Copying large data amount shared to global ? cudaMemCpy doesn't work in kernel...

Hi everyone,

In the guide one of the advice is to copy the least number of largest amount of data from memory to memory.

So I would like each of my threads to stock computed results in shared memory and copy the results from shared memory to global memory only when 1/2 of shared memory amount / nb threads / multiprocessor is filled.

At this time I’d like to do something like a cudaMemCpy of 64 bytes in the kernel, but nvcc seems not to be happy with this instruction.
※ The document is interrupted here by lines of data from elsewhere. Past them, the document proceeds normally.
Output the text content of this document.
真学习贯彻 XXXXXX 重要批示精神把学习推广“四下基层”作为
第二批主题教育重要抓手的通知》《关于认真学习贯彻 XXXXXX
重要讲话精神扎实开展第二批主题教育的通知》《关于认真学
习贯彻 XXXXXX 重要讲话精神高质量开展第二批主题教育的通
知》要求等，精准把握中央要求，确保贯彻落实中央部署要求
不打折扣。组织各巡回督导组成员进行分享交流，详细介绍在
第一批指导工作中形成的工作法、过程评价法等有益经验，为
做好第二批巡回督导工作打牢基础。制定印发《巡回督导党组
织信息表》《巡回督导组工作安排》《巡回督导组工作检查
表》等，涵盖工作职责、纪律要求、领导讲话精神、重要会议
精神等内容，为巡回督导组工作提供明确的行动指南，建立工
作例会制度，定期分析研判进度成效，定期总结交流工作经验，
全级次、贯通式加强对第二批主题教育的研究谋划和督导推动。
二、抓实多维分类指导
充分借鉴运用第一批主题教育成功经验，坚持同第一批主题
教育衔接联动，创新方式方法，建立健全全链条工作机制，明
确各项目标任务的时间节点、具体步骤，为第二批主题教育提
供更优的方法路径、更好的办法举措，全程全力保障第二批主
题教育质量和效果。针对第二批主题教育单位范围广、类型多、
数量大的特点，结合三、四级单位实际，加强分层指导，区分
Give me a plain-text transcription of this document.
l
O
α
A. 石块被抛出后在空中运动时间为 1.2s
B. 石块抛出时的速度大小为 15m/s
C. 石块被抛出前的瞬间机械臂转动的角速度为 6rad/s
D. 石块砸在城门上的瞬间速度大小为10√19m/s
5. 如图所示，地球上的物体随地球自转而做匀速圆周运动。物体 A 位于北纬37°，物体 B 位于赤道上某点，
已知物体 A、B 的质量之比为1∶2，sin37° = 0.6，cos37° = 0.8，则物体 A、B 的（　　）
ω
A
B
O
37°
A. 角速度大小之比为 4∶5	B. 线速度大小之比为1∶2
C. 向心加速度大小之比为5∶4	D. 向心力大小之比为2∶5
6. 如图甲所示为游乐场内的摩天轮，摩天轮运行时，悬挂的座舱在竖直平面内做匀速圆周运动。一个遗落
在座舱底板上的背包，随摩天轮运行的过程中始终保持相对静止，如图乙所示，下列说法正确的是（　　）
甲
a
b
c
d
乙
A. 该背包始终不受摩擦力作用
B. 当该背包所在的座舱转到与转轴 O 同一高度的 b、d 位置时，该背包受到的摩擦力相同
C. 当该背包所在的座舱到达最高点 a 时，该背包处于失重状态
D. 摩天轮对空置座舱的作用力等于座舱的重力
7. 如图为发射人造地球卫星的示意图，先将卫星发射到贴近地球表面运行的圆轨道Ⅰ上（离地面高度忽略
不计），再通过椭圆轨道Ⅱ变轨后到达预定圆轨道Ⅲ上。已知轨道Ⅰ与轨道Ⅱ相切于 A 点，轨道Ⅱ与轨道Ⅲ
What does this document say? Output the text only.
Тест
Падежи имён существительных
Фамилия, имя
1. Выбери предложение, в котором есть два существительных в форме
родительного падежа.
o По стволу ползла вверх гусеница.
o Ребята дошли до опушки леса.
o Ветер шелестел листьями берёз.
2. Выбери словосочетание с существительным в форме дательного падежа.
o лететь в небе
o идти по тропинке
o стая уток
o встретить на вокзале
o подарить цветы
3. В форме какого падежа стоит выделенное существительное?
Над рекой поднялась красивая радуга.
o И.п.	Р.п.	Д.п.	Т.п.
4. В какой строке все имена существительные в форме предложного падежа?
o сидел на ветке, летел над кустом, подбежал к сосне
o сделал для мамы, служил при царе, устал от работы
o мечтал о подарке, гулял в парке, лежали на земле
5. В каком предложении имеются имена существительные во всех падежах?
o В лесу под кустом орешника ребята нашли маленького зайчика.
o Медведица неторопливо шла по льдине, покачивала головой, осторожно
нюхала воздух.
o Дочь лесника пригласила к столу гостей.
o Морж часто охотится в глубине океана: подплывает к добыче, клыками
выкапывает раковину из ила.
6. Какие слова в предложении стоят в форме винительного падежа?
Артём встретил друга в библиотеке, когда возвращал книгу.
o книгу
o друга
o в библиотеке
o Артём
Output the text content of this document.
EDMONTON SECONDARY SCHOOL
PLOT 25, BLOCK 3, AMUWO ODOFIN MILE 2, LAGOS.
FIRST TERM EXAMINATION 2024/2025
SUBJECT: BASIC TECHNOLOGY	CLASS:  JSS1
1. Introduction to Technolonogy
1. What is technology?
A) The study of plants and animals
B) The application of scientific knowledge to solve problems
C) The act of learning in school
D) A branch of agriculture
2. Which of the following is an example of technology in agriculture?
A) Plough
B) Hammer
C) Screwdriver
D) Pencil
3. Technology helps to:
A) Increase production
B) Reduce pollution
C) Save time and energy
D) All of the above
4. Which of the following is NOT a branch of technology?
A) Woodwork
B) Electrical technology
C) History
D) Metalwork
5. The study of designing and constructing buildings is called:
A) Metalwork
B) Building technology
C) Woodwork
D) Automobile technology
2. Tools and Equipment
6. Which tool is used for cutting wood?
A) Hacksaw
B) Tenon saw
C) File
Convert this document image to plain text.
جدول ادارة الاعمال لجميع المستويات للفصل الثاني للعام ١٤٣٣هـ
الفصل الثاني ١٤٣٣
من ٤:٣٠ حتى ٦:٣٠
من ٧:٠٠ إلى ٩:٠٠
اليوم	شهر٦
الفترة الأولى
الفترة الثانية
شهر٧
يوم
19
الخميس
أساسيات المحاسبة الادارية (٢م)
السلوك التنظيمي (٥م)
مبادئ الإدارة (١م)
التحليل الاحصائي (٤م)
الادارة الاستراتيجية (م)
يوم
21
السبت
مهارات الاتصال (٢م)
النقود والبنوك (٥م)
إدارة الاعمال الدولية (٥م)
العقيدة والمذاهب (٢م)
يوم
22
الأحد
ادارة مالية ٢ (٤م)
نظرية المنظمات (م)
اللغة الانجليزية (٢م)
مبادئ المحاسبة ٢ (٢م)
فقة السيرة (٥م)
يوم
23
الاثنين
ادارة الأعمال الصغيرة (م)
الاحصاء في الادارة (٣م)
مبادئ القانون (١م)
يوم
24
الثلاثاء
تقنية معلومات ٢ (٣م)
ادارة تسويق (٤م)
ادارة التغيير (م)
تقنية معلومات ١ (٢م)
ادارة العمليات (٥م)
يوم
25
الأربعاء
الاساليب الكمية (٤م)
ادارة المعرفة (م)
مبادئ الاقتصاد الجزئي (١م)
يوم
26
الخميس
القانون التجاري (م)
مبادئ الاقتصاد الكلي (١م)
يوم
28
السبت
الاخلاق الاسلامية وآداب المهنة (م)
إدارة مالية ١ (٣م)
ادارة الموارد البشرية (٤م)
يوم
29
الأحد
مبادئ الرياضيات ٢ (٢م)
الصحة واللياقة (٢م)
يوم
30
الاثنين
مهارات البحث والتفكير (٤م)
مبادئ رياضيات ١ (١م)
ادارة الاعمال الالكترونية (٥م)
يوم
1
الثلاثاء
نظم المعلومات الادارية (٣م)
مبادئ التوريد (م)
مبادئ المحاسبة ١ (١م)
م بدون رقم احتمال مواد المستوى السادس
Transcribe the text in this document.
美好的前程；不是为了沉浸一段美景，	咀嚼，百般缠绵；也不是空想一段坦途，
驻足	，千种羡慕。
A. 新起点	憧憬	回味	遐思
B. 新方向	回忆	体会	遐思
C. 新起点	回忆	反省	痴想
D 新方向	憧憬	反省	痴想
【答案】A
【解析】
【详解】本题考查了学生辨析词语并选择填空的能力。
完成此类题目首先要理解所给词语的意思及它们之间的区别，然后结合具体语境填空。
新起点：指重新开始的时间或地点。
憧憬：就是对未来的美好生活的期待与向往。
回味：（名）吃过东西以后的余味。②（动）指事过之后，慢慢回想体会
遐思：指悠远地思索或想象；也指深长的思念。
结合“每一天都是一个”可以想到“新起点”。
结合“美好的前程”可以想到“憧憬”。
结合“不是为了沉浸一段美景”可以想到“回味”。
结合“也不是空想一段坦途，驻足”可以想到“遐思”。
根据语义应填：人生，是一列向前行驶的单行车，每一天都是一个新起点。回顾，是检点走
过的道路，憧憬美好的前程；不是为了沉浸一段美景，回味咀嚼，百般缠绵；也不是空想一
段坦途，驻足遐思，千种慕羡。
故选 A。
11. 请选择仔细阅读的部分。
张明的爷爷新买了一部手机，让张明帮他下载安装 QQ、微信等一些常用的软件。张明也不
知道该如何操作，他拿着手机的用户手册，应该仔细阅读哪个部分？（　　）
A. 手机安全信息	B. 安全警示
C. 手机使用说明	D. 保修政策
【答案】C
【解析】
I could define a structure of 64 bytes to do the transfert with an assignment statement it but that’s not a cute way …

How would you do it ??


In my testing, it is always faster to do two 32-bit assignments (fully coalesced) than one 64 or 128-bit assignment (fully coalesced). The guide goes into great length about how to get fully coalesced reads/writes for large structures, but it doesn’t make it too obvious that doing such is a compromise. Basically, a “structure of arrays” should be preferred to an “array of structures” unless you absolutely need the array of structures and can’t get around it. Maybe the guide talks about this, I don’t recall.

By far, the absolute most important thing as far as mem transfer performance goes is to have fully coalesced memory reads/writes to global mem. Check out the guide for details.